Wenn ich nach meinen Hobbys gefragt werde, dann dauert es nicht lange, bis ich auf „lesen“ zu sprechen komme. Ich habe letztes Jahr etwa 65 Bücher gelesen (davon etwa ein Drittel Hörbücher). Für manche ist das sehr viel, für andere nicht. Für mich ist es eine enorme Steigerung, denn eine Zeit lang habe ich kaum gelesen. Während der Pandemie habe ich schließlich meine Liebe zu Büchern wiederentdeckt. Diese Routine konnte ich seit 2020 aufrechterhalten und möchte darum meine Tipps mit dir teilen, wie du auch wieder mehr lesen kannst.
Warum Lesen?
Lesen ist eine der bereicherndsten und lohnendsten Aktivitäten, die du dir vorstellen kannst. Es eröffnet dir neue Welten, erweitert deinen Horizont und sorgt für mehr Achtsamkeit in deinem Lesen. Zudem ist es eine meist analoge Tätigkeit, die dich weg von der Welt des Social Medias bringt. Trotzdem kann der (Wieder-)Einstieg ins Lesen, insbesondere für Erwachsene, die das Lesen bisher vernachlässigt haben, eine Herausforderung darstellen.
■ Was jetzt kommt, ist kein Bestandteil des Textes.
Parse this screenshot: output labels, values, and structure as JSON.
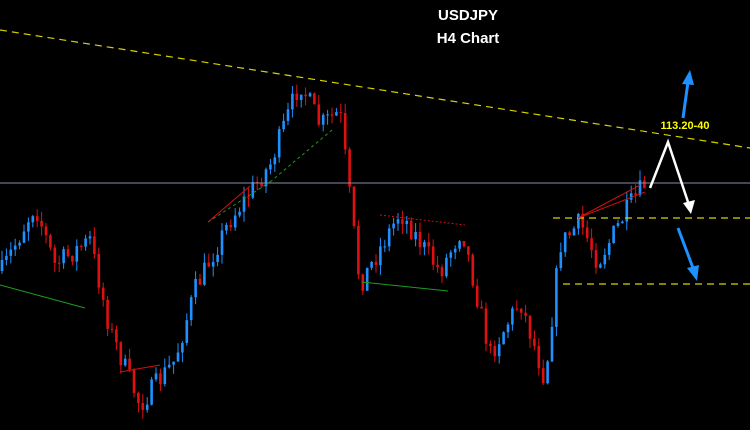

Bevor wir in die Tipps und Tricks gehen, will ich dir deshalb nochmal die Vorteile einer regelmäßigen Lese-Routine vor Augen führen:
- Stressabbau: Lesen kann eine Form der Entspannung sein, die hilft, den Alltagsstress abzubauen. Es ist zudem eine sehr bewusste Art der Selbstfürsorge.
- Empathie und Verständnis: Durch das Eintauchen in verschiedene Charaktere und Geschichten entwickelst du ein tieferes Verständnis und Mitgefühl für andere Menschen und Kulturen.
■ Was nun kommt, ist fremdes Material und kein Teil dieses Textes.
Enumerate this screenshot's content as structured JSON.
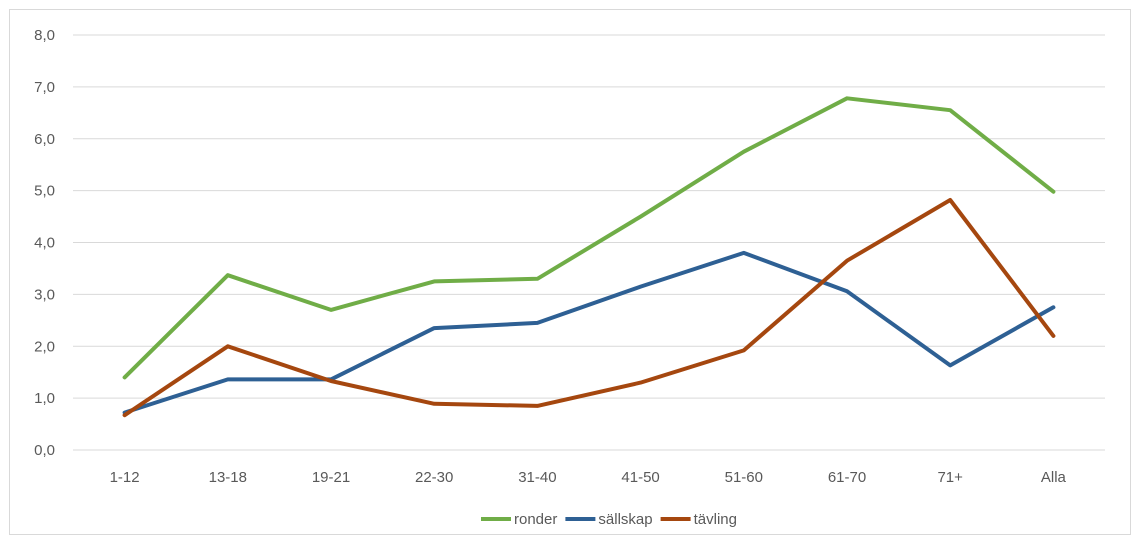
{
  "chart_data": {
    "type": "line",
    "title": "",
    "xlabel": "",
    "ylabel": "",
    "categories": [
      "1-12",
      "13-18",
      "19-21",
      "22-30",
      "31-40",
      "41-50",
      "51-60",
      "61-70",
      "71+",
      "Alla"
    ],
    "ylim": [
      0,
      8
    ],
    "ytick_values": [
      0,
      1,
      2,
      3,
      4,
      5,
      6,
      7,
      8
    ],
    "ytick_labels": [
      "0,0",
      "1,0",
      "2,0",
      "3,0",
      "4,0",
      "5,0",
      "6,0",
      "7,0",
      "8,0"
    ],
    "grid": "horizontal",
    "legend_position": "bottom",
    "series": [
      {
        "name": "ronder",
        "color": "#70ad47",
        "values": [
          1.4,
          3.37,
          2.7,
          3.25,
          3.3,
          4.5,
          5.75,
          6.78,
          6.55,
          4.98
        ]
      },
      {
        "name": "sällskap",
        "color": "#2e6094",
        "values": [
          0.72,
          1.36,
          1.36,
          2.35,
          2.45,
          3.15,
          3.8,
          3.06,
          1.63,
          2.75
        ]
      },
      {
        "name": "tävling",
        "color": "#a5470f",
        "values": [
          0.67,
          2.0,
          1.33,
          0.89,
          0.85,
          1.3,
          1.92,
          3.65,
          4.82,
          2.2
        ]
      }
    ]
  }
}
- Achtsamkeit: Beim Lesen ist Multitasking nicht möglich. Darum ist es eine sehr achtsame Praxis, bei der die Gedanken genau an einer Stelle bleiben – ähnlich der Meditation.
- Unterhaltung und Ausgleich: Bücher bieten eine wunderbare Möglichkeit, dem Alltag zu entfliehen und in andere Welten abzutauchen.
Mein Tipp
Hast du schon eine Routine, beispielsweise am Morgen? Wir wäre es, im Anschluss daran noch eine Seite zu lesen – oder zumindest ein Fenster für den Tag herauszusuchen, wo du lesen könntest. Gerade Wartezeiten, kleine Tiefs wie nach dem Essen oder etwa Zug- oder Busfahrten bieten sich dafür an.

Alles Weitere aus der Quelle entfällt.